少し前の私だったら初めは頑張れてもすぐ無理!と我慢した反動で元に戻っていそうです。
でも、性格統計学を学んでから、息子と言い合いになることはほぼなくなったので、今ならできそう。
どうしてかな?と思っていたのですが、 今学んでいる性格統計学の資格「伝え方マスター」講座で、今週、参加メンバーと近況報告しあった時、Peony(ピオニー)さんが
「この1週間、性格統計学で学んだことを活かして、子どもに言葉をかける前に子どもの性格タイプを意識して声をかけるようにしました。そしたら、感情的にならなくてすみました!」
と報告されていたんです。
確かに、私も息子にどう言えば私の言いたいことは伝わるのか、声をかける前に考えるようにしていました。

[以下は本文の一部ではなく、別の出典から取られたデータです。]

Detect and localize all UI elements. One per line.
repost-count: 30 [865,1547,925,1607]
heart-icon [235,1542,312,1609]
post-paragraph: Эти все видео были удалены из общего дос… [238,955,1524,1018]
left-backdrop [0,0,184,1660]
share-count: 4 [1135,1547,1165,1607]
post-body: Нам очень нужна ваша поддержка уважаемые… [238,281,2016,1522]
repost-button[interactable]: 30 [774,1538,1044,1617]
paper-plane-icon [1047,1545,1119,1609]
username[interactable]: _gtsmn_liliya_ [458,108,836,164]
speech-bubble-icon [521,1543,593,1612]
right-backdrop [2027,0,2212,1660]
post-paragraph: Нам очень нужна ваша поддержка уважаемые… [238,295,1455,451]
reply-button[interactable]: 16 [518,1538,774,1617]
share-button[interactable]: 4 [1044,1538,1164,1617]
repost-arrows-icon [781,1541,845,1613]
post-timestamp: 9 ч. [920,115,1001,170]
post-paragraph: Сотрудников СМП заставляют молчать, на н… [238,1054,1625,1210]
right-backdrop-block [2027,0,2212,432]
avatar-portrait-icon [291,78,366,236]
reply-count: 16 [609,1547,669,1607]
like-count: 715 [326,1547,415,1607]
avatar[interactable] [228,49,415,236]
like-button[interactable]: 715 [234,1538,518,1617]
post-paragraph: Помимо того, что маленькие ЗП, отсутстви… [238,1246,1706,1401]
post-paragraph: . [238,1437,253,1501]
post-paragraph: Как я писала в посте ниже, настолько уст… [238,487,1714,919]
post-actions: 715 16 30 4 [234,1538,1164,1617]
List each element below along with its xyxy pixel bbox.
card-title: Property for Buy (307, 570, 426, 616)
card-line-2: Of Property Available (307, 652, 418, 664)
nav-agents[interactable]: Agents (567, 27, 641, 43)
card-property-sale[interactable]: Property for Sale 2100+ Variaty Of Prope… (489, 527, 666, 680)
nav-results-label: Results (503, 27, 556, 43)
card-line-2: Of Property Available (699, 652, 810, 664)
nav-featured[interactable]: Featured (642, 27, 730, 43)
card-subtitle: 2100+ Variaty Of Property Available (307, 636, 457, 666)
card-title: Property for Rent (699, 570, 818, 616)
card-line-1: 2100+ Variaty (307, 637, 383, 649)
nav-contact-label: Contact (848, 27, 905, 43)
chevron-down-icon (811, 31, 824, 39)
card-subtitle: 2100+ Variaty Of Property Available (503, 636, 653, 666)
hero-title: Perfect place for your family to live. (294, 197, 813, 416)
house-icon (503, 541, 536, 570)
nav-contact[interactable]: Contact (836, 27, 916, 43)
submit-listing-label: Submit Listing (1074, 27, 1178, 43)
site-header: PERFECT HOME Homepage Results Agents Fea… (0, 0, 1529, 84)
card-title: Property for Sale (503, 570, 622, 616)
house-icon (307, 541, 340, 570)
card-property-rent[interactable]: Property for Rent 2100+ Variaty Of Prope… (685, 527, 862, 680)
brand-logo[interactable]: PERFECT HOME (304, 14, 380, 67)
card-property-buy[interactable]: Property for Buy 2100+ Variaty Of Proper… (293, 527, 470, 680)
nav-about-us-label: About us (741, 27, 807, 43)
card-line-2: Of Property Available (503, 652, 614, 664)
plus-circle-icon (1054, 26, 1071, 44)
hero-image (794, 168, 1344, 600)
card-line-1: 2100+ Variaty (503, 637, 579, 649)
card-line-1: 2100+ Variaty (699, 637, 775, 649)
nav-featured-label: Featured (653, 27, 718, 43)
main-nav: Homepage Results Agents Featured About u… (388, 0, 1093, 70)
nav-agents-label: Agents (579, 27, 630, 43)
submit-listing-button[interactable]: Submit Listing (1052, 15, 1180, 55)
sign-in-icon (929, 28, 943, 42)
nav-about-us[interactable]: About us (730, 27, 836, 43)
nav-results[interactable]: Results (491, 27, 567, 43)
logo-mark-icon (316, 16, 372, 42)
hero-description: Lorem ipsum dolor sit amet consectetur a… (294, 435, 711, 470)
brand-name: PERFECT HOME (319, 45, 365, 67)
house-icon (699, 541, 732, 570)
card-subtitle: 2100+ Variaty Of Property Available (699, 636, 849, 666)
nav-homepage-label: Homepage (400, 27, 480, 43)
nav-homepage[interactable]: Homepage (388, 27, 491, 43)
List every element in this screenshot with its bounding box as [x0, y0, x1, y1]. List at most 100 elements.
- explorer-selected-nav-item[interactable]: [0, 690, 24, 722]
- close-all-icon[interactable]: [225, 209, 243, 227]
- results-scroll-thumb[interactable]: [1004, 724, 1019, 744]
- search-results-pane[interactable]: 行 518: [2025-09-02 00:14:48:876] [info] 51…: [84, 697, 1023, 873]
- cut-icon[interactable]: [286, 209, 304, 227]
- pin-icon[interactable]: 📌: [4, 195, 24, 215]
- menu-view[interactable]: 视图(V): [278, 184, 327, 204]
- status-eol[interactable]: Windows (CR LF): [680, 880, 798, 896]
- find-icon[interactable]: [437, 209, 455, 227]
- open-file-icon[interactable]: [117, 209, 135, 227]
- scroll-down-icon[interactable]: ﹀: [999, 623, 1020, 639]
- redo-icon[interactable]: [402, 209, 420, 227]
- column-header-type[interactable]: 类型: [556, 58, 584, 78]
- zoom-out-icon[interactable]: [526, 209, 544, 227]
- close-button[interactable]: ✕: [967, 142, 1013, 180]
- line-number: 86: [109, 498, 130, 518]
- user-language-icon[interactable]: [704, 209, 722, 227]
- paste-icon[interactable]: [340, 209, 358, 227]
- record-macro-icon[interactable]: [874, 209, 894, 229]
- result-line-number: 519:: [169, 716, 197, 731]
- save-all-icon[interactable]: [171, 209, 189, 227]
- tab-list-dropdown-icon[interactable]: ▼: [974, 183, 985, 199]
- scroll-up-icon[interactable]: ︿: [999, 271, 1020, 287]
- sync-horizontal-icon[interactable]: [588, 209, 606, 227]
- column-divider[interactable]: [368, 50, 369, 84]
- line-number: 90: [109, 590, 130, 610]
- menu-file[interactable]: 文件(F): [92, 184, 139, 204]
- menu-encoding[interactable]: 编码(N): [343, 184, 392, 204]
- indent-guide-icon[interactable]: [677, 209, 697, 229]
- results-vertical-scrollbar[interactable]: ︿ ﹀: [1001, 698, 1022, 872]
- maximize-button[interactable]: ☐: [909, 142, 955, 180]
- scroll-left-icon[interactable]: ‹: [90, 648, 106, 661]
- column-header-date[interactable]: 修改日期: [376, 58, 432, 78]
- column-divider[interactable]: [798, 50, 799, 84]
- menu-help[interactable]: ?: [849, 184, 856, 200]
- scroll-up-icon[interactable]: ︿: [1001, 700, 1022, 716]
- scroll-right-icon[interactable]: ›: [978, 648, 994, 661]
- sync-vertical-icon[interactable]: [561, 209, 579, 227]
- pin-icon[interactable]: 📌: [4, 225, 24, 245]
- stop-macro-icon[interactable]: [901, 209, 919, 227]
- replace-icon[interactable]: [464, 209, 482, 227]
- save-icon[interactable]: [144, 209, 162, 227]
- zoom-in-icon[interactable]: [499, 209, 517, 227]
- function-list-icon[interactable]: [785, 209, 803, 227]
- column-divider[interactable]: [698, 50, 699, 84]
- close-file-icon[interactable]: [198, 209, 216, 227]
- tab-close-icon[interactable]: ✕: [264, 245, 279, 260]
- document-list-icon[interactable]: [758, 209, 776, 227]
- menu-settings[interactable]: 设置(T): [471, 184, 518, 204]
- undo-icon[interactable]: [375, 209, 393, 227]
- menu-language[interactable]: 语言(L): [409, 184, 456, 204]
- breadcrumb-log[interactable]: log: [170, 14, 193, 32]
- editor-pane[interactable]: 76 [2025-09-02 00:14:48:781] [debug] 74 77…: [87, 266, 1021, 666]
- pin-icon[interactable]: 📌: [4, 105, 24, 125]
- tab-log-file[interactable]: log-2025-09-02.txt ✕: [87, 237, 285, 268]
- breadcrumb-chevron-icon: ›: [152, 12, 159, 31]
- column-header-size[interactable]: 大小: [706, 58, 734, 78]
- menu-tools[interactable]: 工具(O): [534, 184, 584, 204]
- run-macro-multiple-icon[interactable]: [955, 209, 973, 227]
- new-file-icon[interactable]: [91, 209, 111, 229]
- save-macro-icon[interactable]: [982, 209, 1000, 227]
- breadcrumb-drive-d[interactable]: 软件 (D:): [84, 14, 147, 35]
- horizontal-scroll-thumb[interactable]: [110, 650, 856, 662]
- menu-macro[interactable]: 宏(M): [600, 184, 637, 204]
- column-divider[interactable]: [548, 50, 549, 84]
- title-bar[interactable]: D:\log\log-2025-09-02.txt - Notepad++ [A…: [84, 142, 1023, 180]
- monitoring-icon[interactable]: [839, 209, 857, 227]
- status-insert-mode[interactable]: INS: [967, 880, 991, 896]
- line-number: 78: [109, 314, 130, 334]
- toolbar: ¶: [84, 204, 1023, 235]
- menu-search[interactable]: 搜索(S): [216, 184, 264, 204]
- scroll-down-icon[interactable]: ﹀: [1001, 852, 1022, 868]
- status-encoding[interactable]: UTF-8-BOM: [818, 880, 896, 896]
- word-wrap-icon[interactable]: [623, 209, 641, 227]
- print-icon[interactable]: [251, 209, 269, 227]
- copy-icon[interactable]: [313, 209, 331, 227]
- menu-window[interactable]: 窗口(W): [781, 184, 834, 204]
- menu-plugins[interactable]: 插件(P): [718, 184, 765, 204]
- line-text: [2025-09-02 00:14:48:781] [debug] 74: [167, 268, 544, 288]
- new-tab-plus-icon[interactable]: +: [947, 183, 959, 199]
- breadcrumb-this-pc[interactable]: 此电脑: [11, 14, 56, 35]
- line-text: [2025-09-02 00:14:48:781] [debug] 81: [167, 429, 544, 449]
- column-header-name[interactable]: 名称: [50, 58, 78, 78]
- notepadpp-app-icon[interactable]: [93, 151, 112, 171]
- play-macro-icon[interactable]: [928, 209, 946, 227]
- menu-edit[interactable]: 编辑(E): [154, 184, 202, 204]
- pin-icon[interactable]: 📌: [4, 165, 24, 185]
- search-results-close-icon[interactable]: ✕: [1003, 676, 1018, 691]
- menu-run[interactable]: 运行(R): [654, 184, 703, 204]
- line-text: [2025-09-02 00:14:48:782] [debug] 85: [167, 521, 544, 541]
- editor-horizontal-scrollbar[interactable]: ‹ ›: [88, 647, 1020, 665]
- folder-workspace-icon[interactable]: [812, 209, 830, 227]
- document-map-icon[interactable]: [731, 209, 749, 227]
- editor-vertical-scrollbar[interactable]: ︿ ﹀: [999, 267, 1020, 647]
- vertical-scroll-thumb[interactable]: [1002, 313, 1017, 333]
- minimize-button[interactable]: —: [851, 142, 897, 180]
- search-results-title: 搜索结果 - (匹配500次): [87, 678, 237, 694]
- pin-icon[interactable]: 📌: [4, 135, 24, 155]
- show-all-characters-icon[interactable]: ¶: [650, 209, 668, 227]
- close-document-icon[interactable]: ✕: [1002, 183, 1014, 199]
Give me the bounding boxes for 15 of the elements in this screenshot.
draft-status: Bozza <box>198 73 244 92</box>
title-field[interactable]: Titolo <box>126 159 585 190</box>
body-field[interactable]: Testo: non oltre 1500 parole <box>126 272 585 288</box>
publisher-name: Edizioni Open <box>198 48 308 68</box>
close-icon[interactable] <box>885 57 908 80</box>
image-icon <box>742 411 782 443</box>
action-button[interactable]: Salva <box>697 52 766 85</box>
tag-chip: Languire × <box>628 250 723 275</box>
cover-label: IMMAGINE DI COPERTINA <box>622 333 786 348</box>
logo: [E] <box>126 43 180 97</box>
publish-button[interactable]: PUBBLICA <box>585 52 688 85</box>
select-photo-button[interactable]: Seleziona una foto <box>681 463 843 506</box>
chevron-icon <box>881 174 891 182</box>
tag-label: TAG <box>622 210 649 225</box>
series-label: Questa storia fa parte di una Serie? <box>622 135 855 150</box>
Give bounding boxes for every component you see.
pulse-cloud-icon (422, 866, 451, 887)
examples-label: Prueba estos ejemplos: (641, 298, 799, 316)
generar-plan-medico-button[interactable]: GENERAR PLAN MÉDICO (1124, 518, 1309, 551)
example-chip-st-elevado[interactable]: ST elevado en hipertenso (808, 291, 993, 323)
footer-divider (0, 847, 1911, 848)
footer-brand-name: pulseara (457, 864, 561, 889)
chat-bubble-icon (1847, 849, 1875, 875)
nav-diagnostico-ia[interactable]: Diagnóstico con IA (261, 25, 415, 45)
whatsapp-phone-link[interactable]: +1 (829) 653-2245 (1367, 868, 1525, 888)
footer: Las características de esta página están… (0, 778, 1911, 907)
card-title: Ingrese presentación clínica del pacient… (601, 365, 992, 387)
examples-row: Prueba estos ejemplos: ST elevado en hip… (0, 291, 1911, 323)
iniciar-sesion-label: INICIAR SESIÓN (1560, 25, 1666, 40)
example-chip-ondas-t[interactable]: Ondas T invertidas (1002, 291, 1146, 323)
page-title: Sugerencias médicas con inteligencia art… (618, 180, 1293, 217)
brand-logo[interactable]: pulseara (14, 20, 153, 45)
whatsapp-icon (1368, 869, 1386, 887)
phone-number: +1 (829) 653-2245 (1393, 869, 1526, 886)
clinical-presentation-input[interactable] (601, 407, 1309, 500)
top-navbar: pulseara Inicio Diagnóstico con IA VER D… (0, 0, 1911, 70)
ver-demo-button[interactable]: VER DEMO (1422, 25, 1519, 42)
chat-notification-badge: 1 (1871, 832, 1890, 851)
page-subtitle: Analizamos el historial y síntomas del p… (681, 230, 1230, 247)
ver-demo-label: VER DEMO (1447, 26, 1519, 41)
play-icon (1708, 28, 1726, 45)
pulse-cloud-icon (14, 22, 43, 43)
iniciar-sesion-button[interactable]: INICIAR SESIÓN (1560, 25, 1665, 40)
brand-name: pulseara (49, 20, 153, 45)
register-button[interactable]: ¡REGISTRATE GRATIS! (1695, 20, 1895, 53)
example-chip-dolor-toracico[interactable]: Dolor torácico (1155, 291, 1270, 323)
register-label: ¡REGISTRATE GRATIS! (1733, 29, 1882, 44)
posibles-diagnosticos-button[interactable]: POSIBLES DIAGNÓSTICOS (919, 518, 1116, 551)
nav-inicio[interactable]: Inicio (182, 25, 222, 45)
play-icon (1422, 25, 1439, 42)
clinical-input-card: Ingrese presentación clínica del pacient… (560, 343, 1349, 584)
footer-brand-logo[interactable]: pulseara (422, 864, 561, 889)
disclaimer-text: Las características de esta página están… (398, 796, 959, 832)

アンガーマネジメントの6秒ルールはできなかったけれど、6秒の間に性格統計学の性格タイプを思い出すというのは、アンガーマネジメントとして取り組みやすく効果的なのかもしれません(笑)
さいごに
いかがでしたか?
今回の記事で紹介した内容以外にももっと具体的なお話が本の中には書かれています。
幼稚園から中学生までの対応が難しい子どもたちの事例、読んでいてちょっと怖く感じるところもありました。
でも読んでよかったと思いますし、なんなら子どもが生まれる前に読みたかった!
そして教育者全員に読んでいてもらいたいと思いました。
前回の記事と併せて実践できるといいですね!

参考にしていただければ幸いです。